Aubrey Johnson, a former employee at Color, a company which offers users the ability to share photos and live video on Facebook, according to its Twitter page, has an interesting story about the classy style with which Steve Jobs, then Apple’s CEO, acquires a company. The story goes back to 2009, when Apple bought a small startup called Lala, led by Bill Nguyen.

What exactly happened behind the scenes? How did Lala find itself a member of the Apple family, and why was the tech giant interested in purchasing it in the first place?

While making its way in the music industry, Lala scored several wins: it bought digital radio stations, a CD swapping business, and it streamed music. But its biggest win–-from Apple’s perspective-–was its partnership with Google for Google’s Music Beta, which placed Lala on the top position when users Googled a song.

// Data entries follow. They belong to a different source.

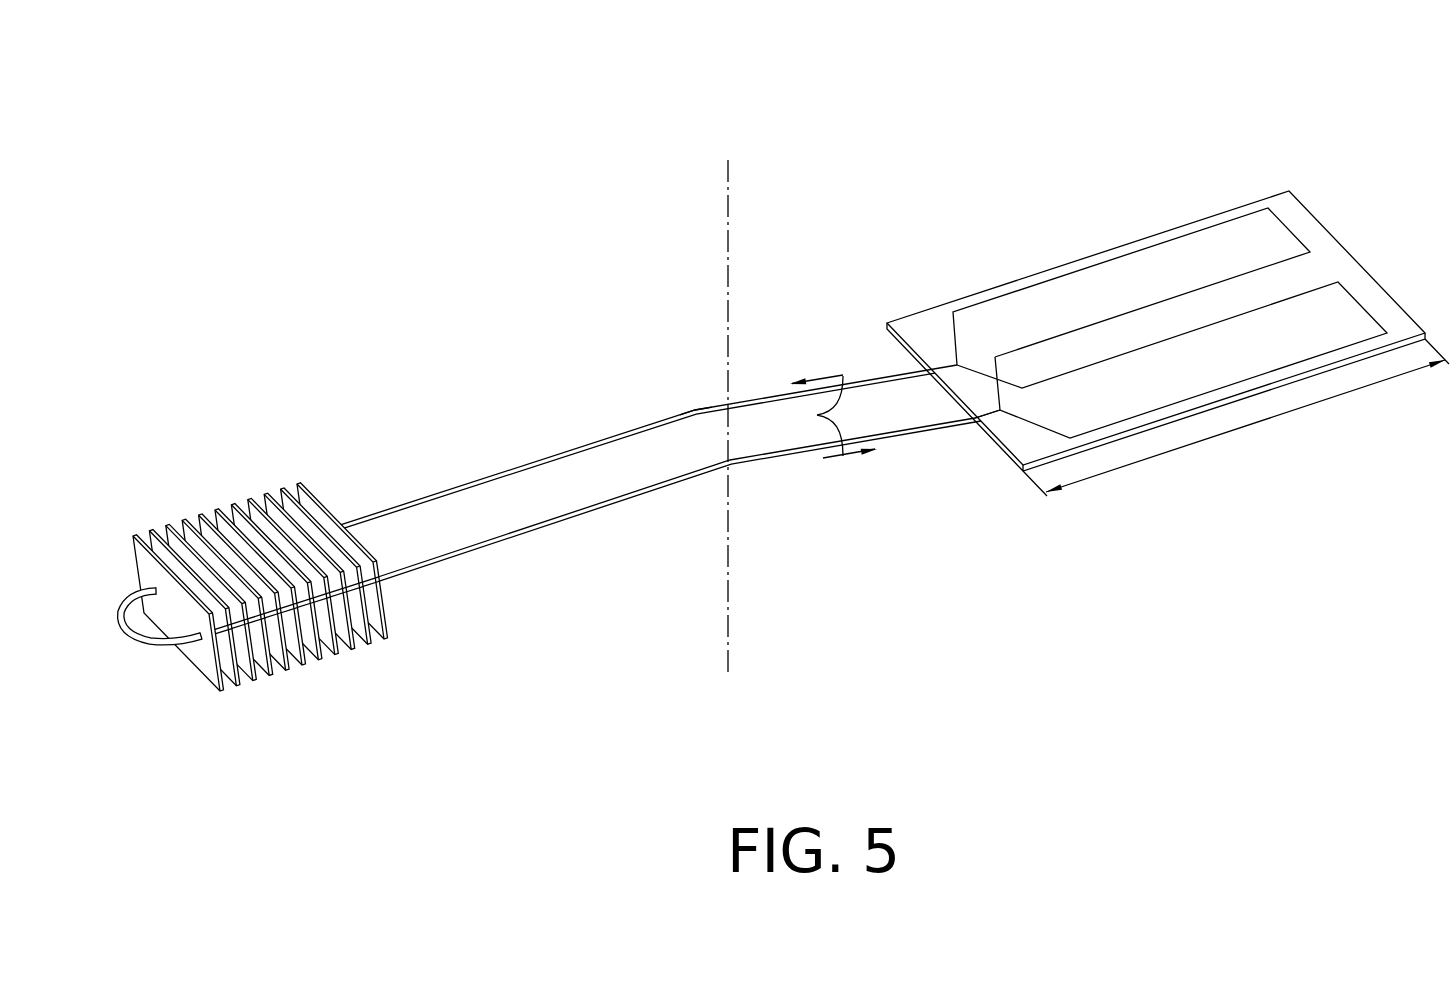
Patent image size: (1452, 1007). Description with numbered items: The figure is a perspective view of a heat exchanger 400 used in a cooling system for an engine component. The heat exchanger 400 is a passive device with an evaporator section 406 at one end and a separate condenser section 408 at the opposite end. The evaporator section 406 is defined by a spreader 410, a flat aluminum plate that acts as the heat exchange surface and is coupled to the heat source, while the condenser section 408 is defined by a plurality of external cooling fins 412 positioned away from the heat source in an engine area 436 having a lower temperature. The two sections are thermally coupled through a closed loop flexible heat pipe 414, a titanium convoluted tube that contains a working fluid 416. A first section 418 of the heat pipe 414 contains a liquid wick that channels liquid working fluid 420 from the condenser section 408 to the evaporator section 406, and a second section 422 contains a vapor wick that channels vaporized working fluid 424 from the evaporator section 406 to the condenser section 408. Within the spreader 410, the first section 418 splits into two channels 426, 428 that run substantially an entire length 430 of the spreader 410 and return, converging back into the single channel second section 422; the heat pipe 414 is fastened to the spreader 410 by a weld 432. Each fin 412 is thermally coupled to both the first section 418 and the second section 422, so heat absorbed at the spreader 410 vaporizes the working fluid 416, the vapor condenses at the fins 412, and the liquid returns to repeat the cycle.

The heat exchanger 400 is at (1183, 86).
The evaporator section 406 is at (1161, 302).
The condenser section 408 is at (255, 553).
The spreader 410 is at (1336, 234).
The external cooling fins 412 is at (297, 486).
The flexible heat pipe 414 is at (510, 470).
The working fluid 416 is at (804, 416).
The first section 418 is at (562, 527).
The liquid working fluid 420 is at (838, 460).
The second section 422 is at (697, 414).
The vaporized working fluid 424 is at (826, 378).
The channel 426 is at (1190, 293).
The channel 428 is at (1153, 245).
The length 430 is at (1243, 428).
The weld 432 is at (965, 418).
The engine area 436 is at (703, 229).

To fully understand Apple’s interest in Lala, we must note that Apple’s iTunes business generates roughly $12.4 billion per year, with music accounting for about 66% of its sales.

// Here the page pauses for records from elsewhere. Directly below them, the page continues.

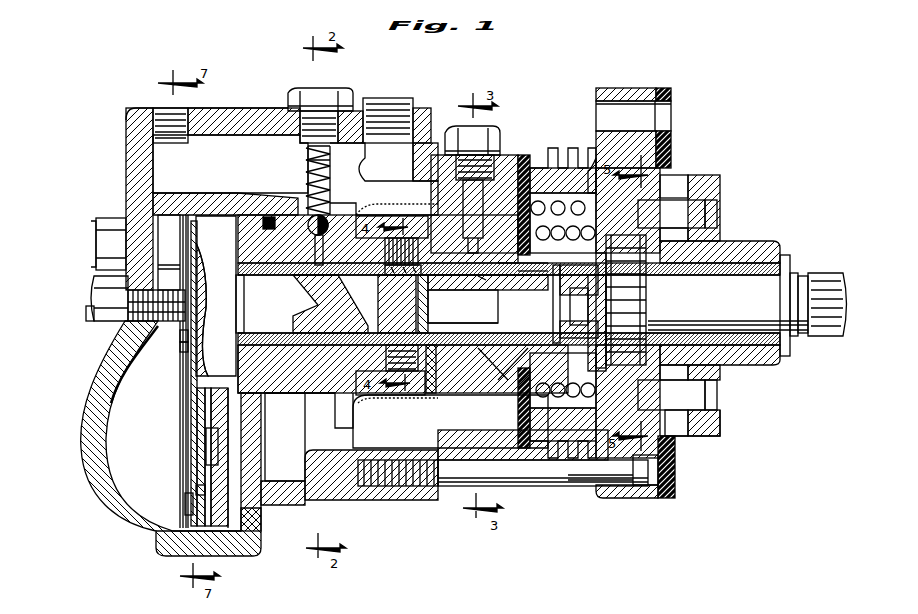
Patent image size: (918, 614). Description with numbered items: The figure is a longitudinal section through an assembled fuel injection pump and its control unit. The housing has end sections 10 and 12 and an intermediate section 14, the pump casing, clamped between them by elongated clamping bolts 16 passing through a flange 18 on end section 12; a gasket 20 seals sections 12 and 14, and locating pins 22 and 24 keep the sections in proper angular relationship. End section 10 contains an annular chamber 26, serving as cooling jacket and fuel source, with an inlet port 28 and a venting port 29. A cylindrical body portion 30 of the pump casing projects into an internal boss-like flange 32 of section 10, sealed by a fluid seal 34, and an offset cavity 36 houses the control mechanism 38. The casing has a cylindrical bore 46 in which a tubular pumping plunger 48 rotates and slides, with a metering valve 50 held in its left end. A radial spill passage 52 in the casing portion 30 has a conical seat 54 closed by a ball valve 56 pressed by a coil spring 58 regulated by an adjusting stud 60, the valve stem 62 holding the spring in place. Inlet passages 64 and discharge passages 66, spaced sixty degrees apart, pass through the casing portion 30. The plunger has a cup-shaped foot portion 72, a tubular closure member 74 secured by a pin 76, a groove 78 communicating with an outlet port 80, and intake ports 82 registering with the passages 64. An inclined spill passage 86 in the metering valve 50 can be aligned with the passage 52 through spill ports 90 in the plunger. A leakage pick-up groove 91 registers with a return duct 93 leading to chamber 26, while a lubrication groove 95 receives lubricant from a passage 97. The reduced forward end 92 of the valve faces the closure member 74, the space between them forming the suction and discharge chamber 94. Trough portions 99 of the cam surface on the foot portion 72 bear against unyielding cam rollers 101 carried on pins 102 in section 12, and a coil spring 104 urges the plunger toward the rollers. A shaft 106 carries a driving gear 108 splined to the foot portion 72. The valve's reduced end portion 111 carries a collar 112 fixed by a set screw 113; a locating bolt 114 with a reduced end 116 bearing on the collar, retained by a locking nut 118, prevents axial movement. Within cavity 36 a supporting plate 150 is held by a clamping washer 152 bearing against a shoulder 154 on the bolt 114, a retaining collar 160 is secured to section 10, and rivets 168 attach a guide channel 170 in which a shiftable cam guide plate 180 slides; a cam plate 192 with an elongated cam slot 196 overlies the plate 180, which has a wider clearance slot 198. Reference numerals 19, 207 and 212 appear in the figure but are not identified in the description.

The end section 10 is at (128, 104).
The end section 12 is at (665, 150).
The intermediate section 14 is at (500, 147).
The clamping bolts 16 is at (505, 472).
The flange 18 is at (630, 82).
The chamber 19 is at (405, 157).
The gasket 20 is at (517, 147).
The locating pin 22 is at (545, 160).
The locating pin 24 is at (372, 440).
The annular chamber 26 is at (300, 470).
The inlet port 28 is at (380, 100).
The venting port 29 is at (152, 100).
The cylindrical body portion 30 is at (315, 386).
The annular boss-like flange 32 is at (255, 195).
The fluid seal 34 is at (283, 402).
The offset cavity 36 is at (108, 480).
The control mechanism 38 is at (260, 510).
The cylindrical bore 46 is at (500, 255).
The pumping plunger 48 is at (516, 255).
The metering valve 50 is at (260, 338).
The spill passage 52 is at (320, 246).
The conical valve seat 54 is at (352, 206).
The ball valve element 56 is at (303, 218).
The coil spring 58 is at (326, 166).
The adjusting stud 60 is at (296, 86).
The valve stem 62 is at (302, 150).
The inlet passages 64 is at (372, 355).
The discharge passages 66 is at (472, 200).
The foot portion 72 is at (640, 388).
The closure member 74 is at (434, 340).
The pin 76 is at (545, 295).
The groove 78 is at (468, 276).
The outlet port 80 is at (475, 278).
The intake ports 82 is at (419, 260).
The metering valve spill passage 86 is at (330, 282).
The spill ports 90 is at (306, 240).
The fuel leakage pick-up groove 91 is at (503, 364).
The reduced forward end 92 is at (415, 285).
The return duct 93 is at (436, 426).
The suction and discharge chamber 94 is at (463, 311).
The lubrication groove 95 is at (548, 230).
The passage 97 is at (513, 364).
The trough portions 99 is at (640, 207).
The cam rollers 101 is at (705, 208).
The pins 102 is at (676, 430).
The coil spring 104 is at (575, 388).
The shaft 106 is at (770, 278).
The driving gear 108 is at (635, 296).
The reduced end portion 111 is at (238, 300).
The locating and adjusting collar 112 is at (207, 234).
The set screw 113 is at (214, 291).
The locating bolt 114 is at (80, 308).
The reduced end 116 is at (190, 268).
The locking nut 118 is at (92, 270).
The supporting plate 150 is at (183, 364).
The clamping washer 152 is at (178, 345).
The shoulder 154 is at (176, 332).
The retaining collar 160 is at (112, 208).
The rivets 168 is at (177, 492).
The guide channel 170 is at (250, 532).
The cam guide plate 180 is at (188, 478).
The cam plate 192 is at (188, 410).
The cam slot 196 is at (196, 432).
The clearance slot 198 is at (200, 440).
The washer 207 is at (95, 225).
The diaphragm 212 is at (175, 384).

Now, with a song search resulting a Lala result, each click that leads to Nguyen’s startup was stealing a potential buyer from iTunes. Even worse, Lala was often a better deal, thanks to its partnership with Google.

Despite its success with search results, Lala was struggling and with industry players noticing the opportunity, Nguyen began to receive offers for Lala.

The first player in the bidding war was, interestingly, Nokia, which expressed its plan to breathe new life into its mobile OS by creating an edge for itself in a major aspect of mobile devices: music.

But the offer was too low for Nguyen, so he contacted Google for an eventual acquisition deal. The search giant blew the opportunity by making a low-ball offer.

Soon after Nokia’s failed offer, Nguyen found himself sitting at the dinner table in Steve Jobs’ home on Waverly Street. In Palo Alto–with Apple COO Tim Cook, senior vice president of Internet Software and Services Eddy Cue and other company executives present–Steve led the conversation while eating a beet salad, Johnson writes.

“I’m going to give you a number, Bill, and if you like it, let’s do it and just be done with this whole thing. Okay?” Bill agreed.

Jobs passed a piece of paper to Nguyen and Bill nodded.

And with that, the deal was done.

Apple acquired ownership over Lala for a purchase price of roughly $80 million, and for an additional $80 million in retention bonuses for the remaining employees, valuing the entire deal at around $160M.